South Sudan said fears by former civil war foe Sudan that Bashir would be arrested when he visits Juba on April 3 were unfounded as he had been invited by his southern counterpart Salva Kiir.
"That itself is an assurance. You don't invite someone as a trick," Pagan Amum, the secretary general of the South’s ruling SPLM party told reporters upon his return from Khartoum where he delivered Kiir's invitation to Bashir.
"President Bashir will be protected as a guest of state, as a head of state and the government of South Sudan is under the obligation to... build peaceful relations with the republic of Sudan and that is the business that President Bashir is coming for," he added.
Members of Sudan's ruling National Congress Party (NCP) have voiced concerns that the invitation is a ruse by South Sudan to avenge decades of civil war in which an estimated two million people died.
"I would like to allay all the fears by NCP or by any concerned South Sudanese that the aim of inviting President Bashir is because we have business that is not finished.
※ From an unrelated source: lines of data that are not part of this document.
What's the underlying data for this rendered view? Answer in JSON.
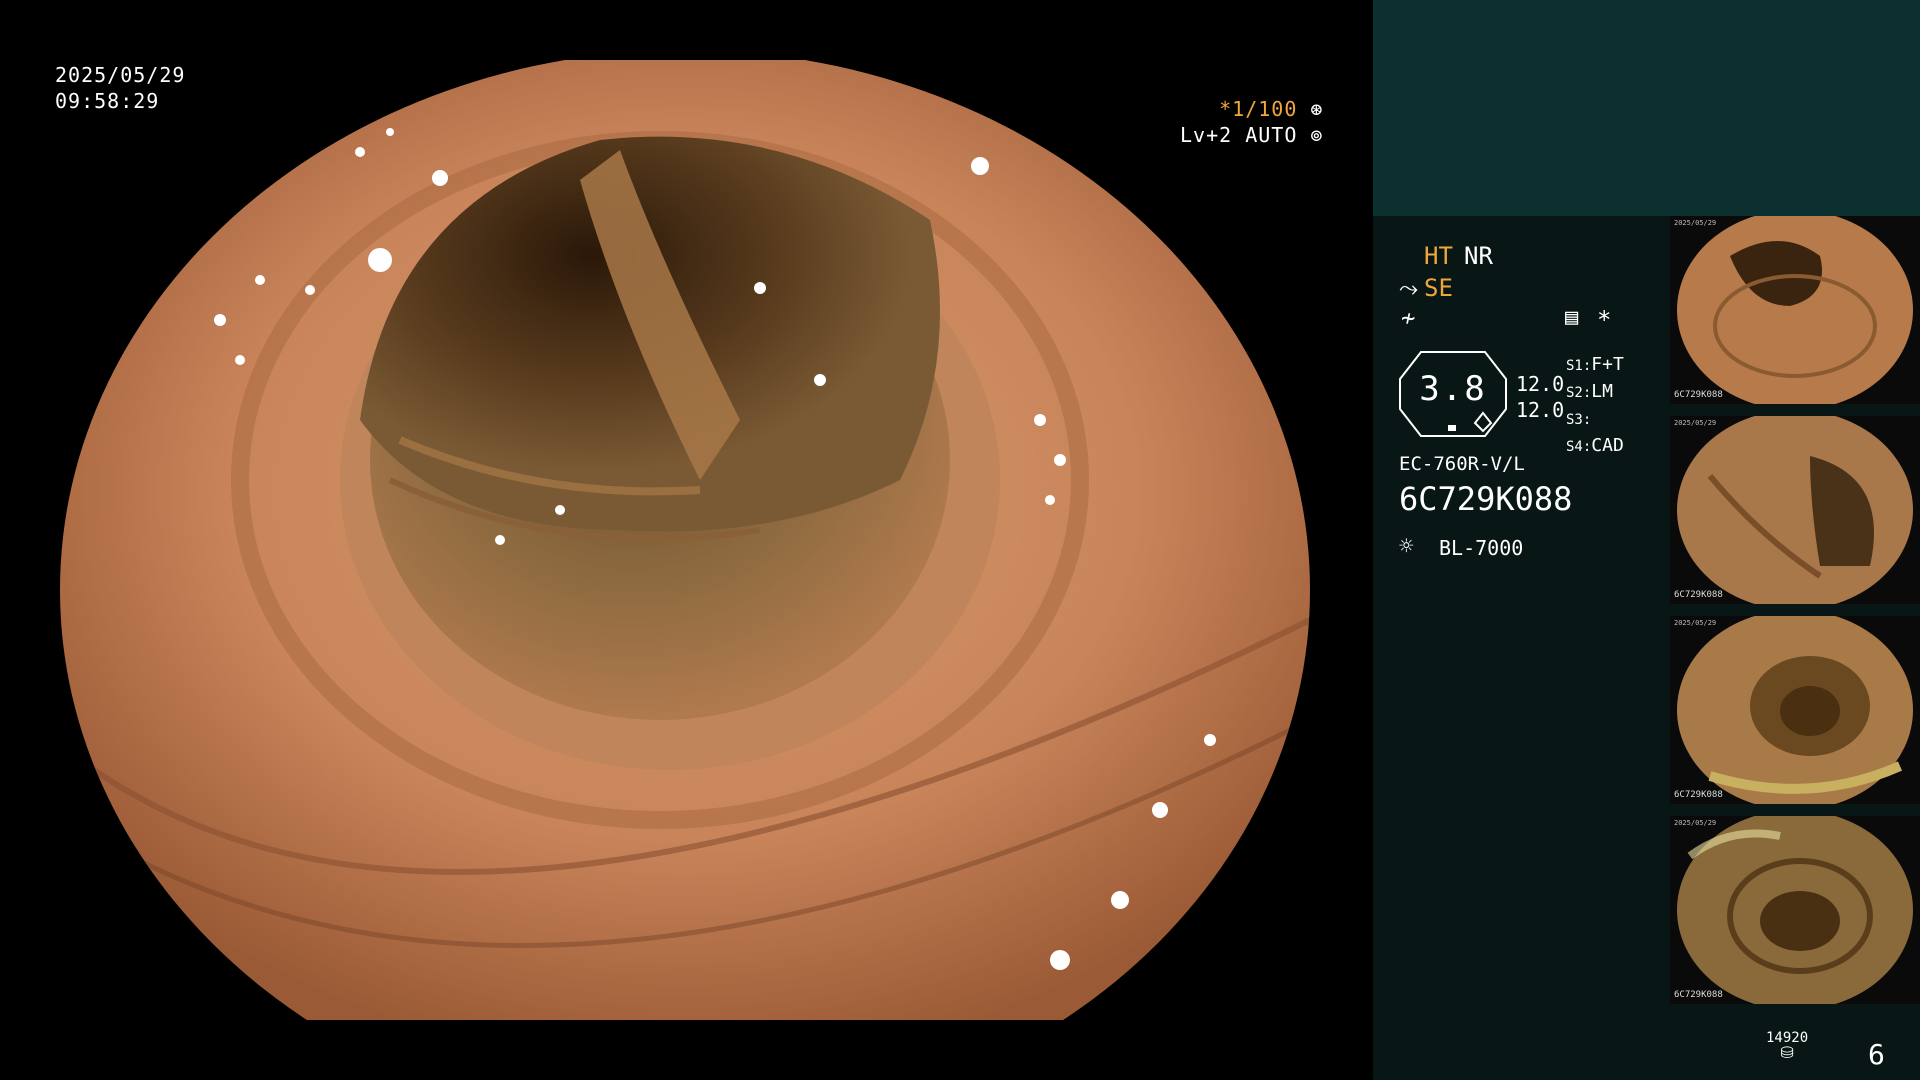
{
  "overlay": {
    "date": "2025/05/29",
    "time": "09:58:29",
    "shutter": "*1/100",
    "level": "Lv+2 AUTO"
  },
  "panel": {
    "ht": "HT",
    "nr": "NR",
    "se": "SE",
    "badge_value": "3.8",
    "val_a": "12.0",
    "val_b": "12.0",
    "switches": [
      {
        "key": "S1:",
        "value": "F+T"
      },
      {
        "key": "S2:",
        "value": "LM"
      },
      {
        "key": "S3:",
        "value": ""
      },
      {
        "key": "S4:",
        "value": "CAD"
      }
    ],
    "scope_model": "EC-760R-V/L",
    "serial": "6C729K088",
    "light_source": "BL-7000",
    "star": "*"
  },
  "thumbnails": [
    {
      "caption": "6C729K088",
      "date": "2025/05/29"
    },
    {
      "caption": "6C729K088",
      "date": "2025/05/29"
    },
    {
      "caption": "6C729K088",
      "date": "2025/05/29"
    },
    {
      "caption": "6C729K088",
      "date": "2025/05/29"
    }
  ],
  "footer": {
    "counter": "14920",
    "page": "6"
  },
  "colors": {
    "panel_top": "#0c3030",
    "panel": "#081616",
    "accent_orange": "#f0a63a"
  }
}
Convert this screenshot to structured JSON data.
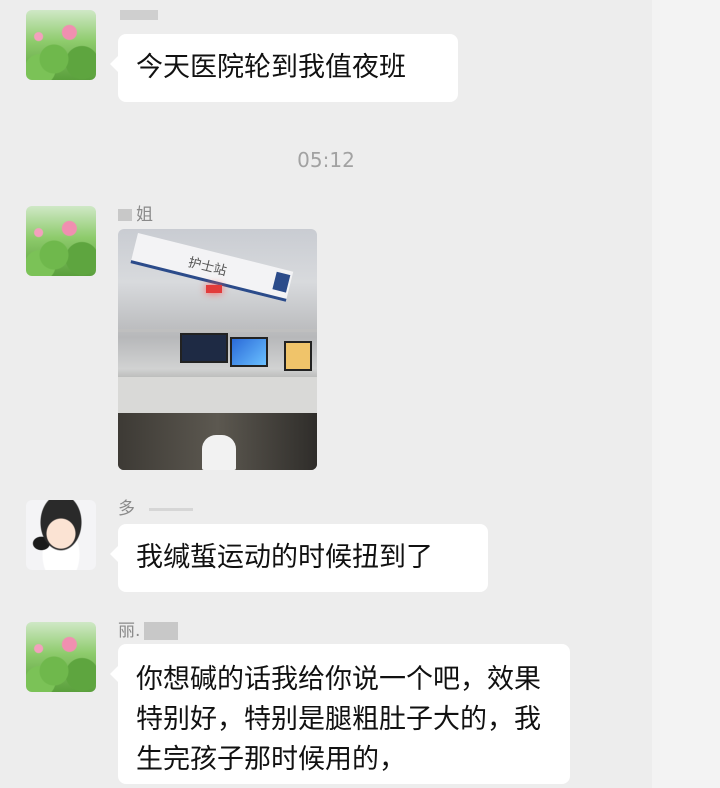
{
  "messages": [
    {
      "sender": "",
      "text": "今天医院轮到我值夜班"
    },
    {
      "sender": "姐",
      "text": ""
    },
    {
      "sender": "多",
      "text": "我缄蜇运动的时候扭到了"
    },
    {
      "sender": "丽.",
      "text": "你想碱的话我给你说一个吧，效果特别好，特别是腿粗肚子大的，我生完孩子那时候用的，"
    }
  ],
  "timestamp": "05:12",
  "photo": {
    "sign_text": "护士站"
  },
  "icons": [
    "lotus-avatar",
    "baby-avatar",
    "photo-thumbnail"
  ]
}
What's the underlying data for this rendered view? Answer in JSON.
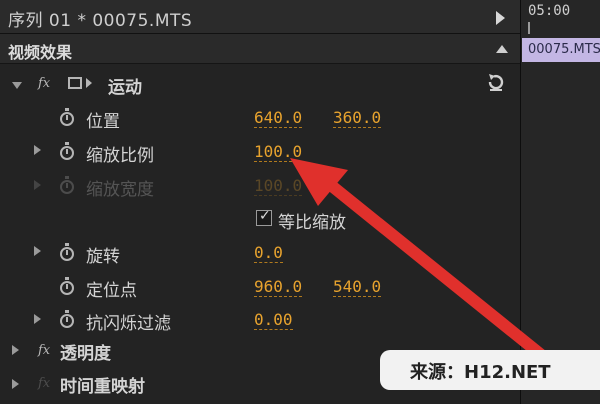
{
  "header": {
    "sequence_title": "序列 01 * 00075.MTS"
  },
  "timeline": {
    "time": "05:00",
    "clip_name": "00075.MTS"
  },
  "panel": {
    "title": "视频效果",
    "motion": {
      "fx": "fx",
      "label": "运动",
      "position": {
        "label": "位置",
        "x": "640.0",
        "y": "360.0"
      },
      "scale": {
        "label": "缩放比例",
        "value": "100.0"
      },
      "scale_width": {
        "label": "缩放宽度",
        "value": "100.0"
      },
      "uniform_scale": {
        "label": "等比缩放",
        "checked": true
      },
      "rotation": {
        "label": "旋转",
        "value": "0.0"
      },
      "anchor": {
        "label": "定位点",
        "x": "960.0",
        "y": "540.0"
      },
      "anti_flicker": {
        "label": "抗闪烁过滤",
        "value": "0.00"
      }
    },
    "opacity": {
      "fx": "fx",
      "label": "透明度"
    },
    "time_remap": {
      "fx": "fx",
      "label": "时间重映射"
    }
  },
  "watermark": {
    "text": "来源：H12.NET"
  },
  "colors": {
    "value": "#e8a32e",
    "arrow": "#e0302c",
    "clip": "#c3b6e4"
  }
}
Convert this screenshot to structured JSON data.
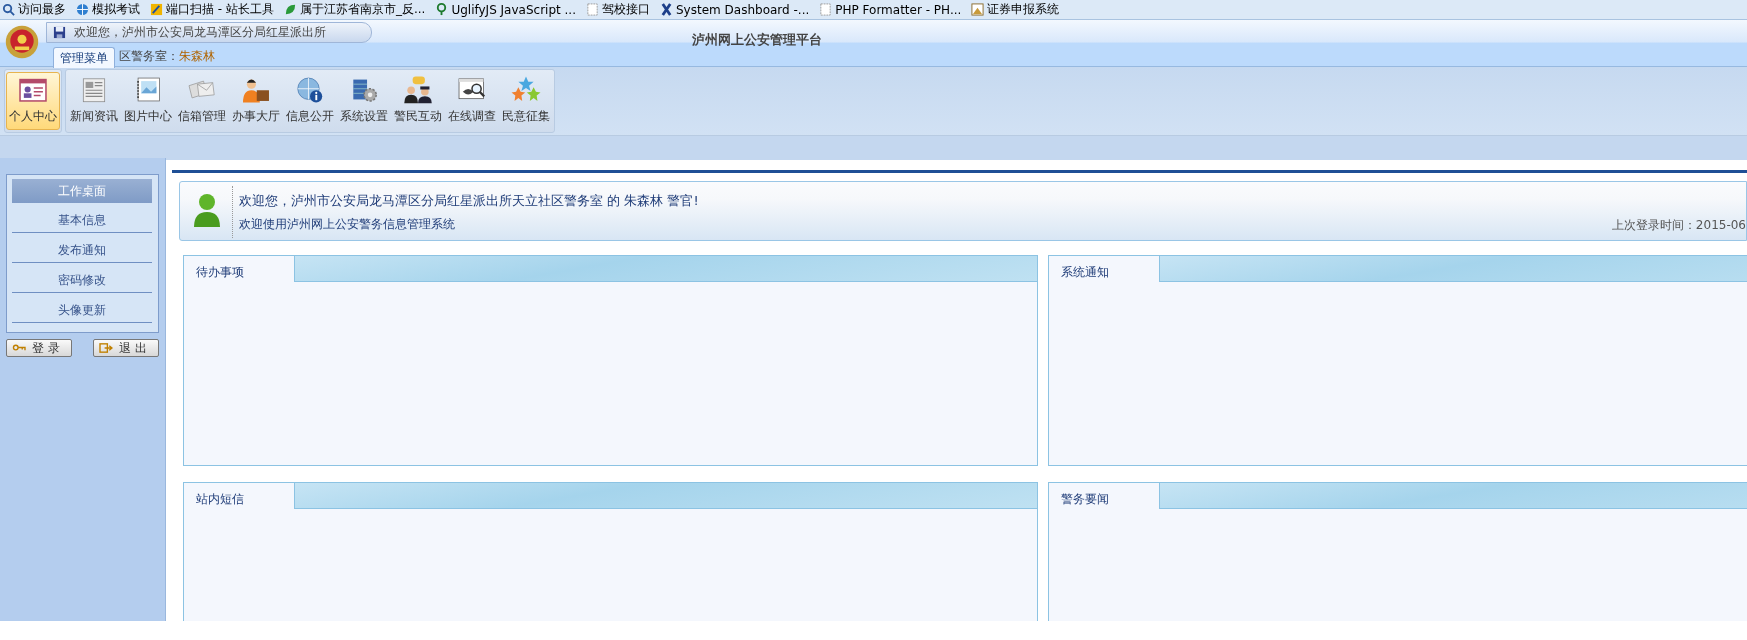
{
  "bookmarks": [
    {
      "label": "访问最多"
    },
    {
      "label": "模拟考试"
    },
    {
      "label": "端口扫描 - 站长工具"
    },
    {
      "label": "属于江苏省南京市_反..."
    },
    {
      "label": "UglifyJS JavaScript ..."
    },
    {
      "label": "驾校接口"
    },
    {
      "label": "System Dashboard -..."
    },
    {
      "label": "PHP Formatter - PH..."
    },
    {
      "label": "证券申报系统"
    }
  ],
  "header": {
    "greeting": "欢迎您，泸州市公安局龙马潭区分局红星派出所",
    "office_fragment": "区警务室：",
    "officer": "朱森林",
    "title": "泸州网上公安管理平台"
  },
  "menu_tab": {
    "label": "管理菜单",
    "selected": true
  },
  "toolbar": {
    "items": [
      {
        "label": "个人中心",
        "selected": true
      },
      {
        "label": "新闻资讯",
        "selected": false
      },
      {
        "label": "图片中心",
        "selected": false
      },
      {
        "label": "信箱管理",
        "selected": false
      },
      {
        "label": "办事大厅",
        "selected": false
      },
      {
        "label": "信息公开",
        "selected": false
      },
      {
        "label": "系统设置",
        "selected": false
      },
      {
        "label": "警民互动",
        "selected": false
      },
      {
        "label": "在线调查",
        "selected": false
      },
      {
        "label": "民意征集",
        "selected": false
      }
    ]
  },
  "sidebar": {
    "items": [
      {
        "label": "工作桌面",
        "selected": true
      },
      {
        "label": "基本信息",
        "selected": false
      },
      {
        "label": "发布通知",
        "selected": false
      },
      {
        "label": "密码修改",
        "selected": false
      },
      {
        "label": "头像更新",
        "selected": false
      }
    ],
    "buttons": [
      "登 录",
      "退 出"
    ]
  },
  "welcome": {
    "message": "欢迎您，泸州市公安局龙马潭区分局红星派出所天立社区警务室 的 朱森林 警官!",
    "subtitle": "欢迎使用泸州网上公安警务信息管理系统",
    "last_login": "上次登录时间：2015-06"
  },
  "panels": [
    {
      "title": "待办事项"
    },
    {
      "title": "系统通知"
    },
    {
      "title": "站内短信"
    },
    {
      "title": "警务要闻"
    }
  ]
}
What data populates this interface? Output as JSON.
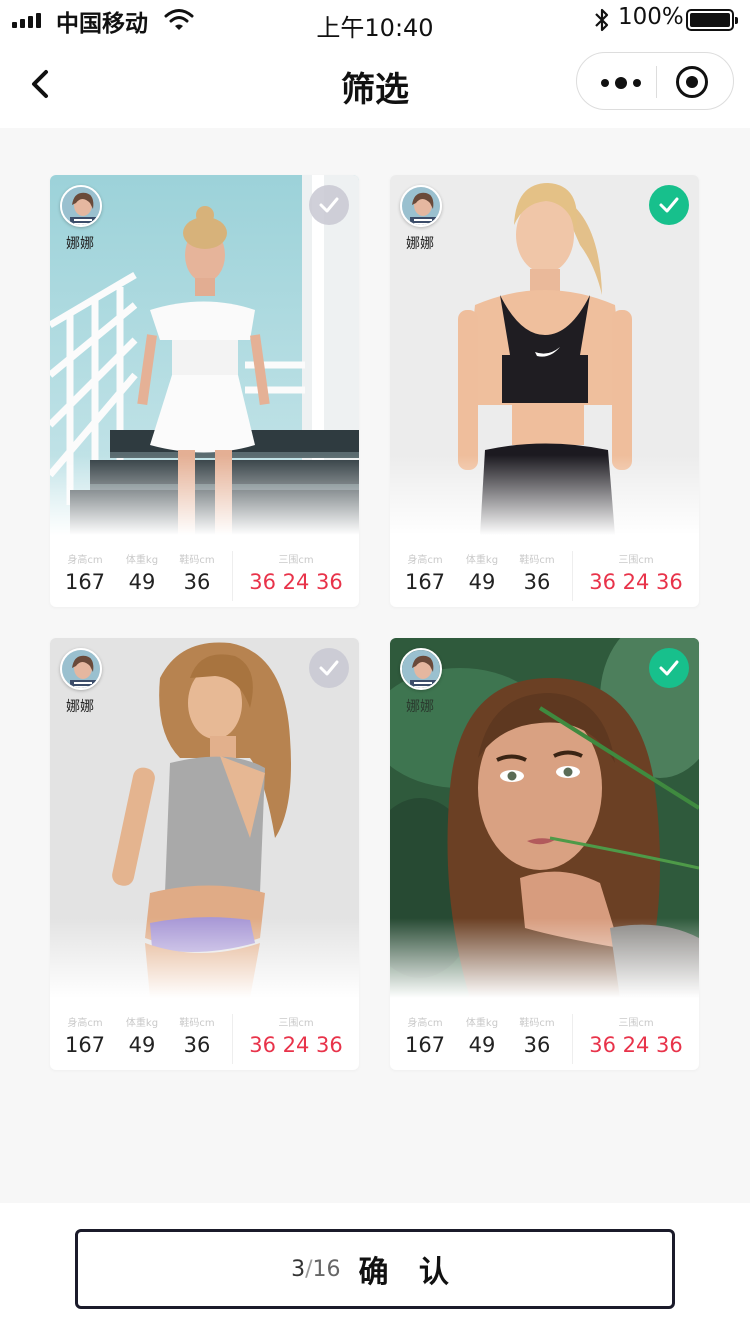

It is a business of peace, it is a business of interest of the people of South Sudan," Amum said.
Amum, the South's top negotiator in African Union-led talks on outstanding issues between the two countries after the south's independence last July, said Bashir had accepted Kiir's invitation.
The two leaders will sign an agreement struck at the latest round of AU talks in Ethiopia to demarcate an oil-rich border area and safeguard the rights of citizens in each other’s countries.
Relations between Sudan and South Sudan worsened in late January, when the south shut down oil production that accounts for 98 percent of its revenues in a fierce oil row in which Juba accused Khartoum of "stealing" its crude.
The two nations are still at odds over the South’s use of Khartoum's pipeline and refinery to export its oil.
Amum said that after the first deals were signed, the two presidents would meet with the AU and negotiating teams to work on agreements about the thorny issues of oil and contested border areas.
"Then they can proceed in this new positive environment to discuss all the issues and help reach agreement with in a very clear time frame, hopefully a month or two. This is the result of our mission to Khartoum and the letter that we delivered to Bashir," he said.